Ganz genau kenne ich die einzelnen Teile der Pakete aber nicht. Kann auch sein das Compiz lediglich wie emerald, ein Fenstermanager war/ist.

Grüße

----------

## flammenflitzer

Es gibt ja verschiedene Anleitungen, aber die Sache scheint sich ja auch rasch zu entwickeln. Speziell für kde.

----------

## Vortex375

Seit der Fusion mit beryl ist "compiz" nun der Fenstermanager-Kern mit ein paar Grundlegenden Plugins. Alles weitere ist in den Paketen compiz-fusion-plugins-* enthalten.

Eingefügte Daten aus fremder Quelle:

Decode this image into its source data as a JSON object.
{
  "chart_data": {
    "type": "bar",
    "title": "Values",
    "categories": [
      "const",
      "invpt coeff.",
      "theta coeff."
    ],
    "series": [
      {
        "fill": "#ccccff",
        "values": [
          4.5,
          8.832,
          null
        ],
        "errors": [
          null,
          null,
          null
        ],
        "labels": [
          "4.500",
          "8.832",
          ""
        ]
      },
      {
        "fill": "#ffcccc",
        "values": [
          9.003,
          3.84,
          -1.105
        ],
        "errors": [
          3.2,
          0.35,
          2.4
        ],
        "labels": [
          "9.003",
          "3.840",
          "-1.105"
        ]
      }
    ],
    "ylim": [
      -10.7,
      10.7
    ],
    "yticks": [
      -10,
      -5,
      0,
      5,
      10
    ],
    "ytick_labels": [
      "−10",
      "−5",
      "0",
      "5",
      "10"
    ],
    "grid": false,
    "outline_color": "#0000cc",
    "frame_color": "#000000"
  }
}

Wenn du dir wirklich "nur" compiz installierst, wirst du wenig Freude daran haben, da du mit allein mit dem Kern, ohne Plugins und Window-Decorator, vermutlich nicht viel anfangen kannst.

Das compizconfig-backend-kconfig hat bei mir übrigens nie zuverlässig funktioniert. Ich verwende zum konfigurieren von compiz daher den ccsm (Compiz Config Settings Manager) mit dem Flat-File-Backend (funktioniert problemlos).

----------

## flammenflitzer

Wie ist das mit der Performance des System? (Ich habe das unter Ubuntu Gnome. Da fällt es kaum ins Gewicht. Ist aber schick, wobei dort nicht alle Fensterdekorationen korrekt dargestelt werden.)

----------

## AmonAmarth

 *flammenflitzer wrote:*   

> Wie ist das mit der Performance des System? (Ich habe das unter Ubuntu Gnome. Da fällt es kaum ins Gewicht. Ist aber schick, wobei dort nicht alle Fensterdekorationen korrekt dargestelt werden.)

 

unter gentoo funktioniert das genauso und auch genauso performant wie unter ubuntu, du hast nur nicht die "bequemlichkeit" bei der installation, wie du sie bei ubuntu ja hast.

bei gentoo muss man bei dem thema manchmal genau darauf achten, welche programm versionen mit welchen treibern zuverlässig laufen.

----------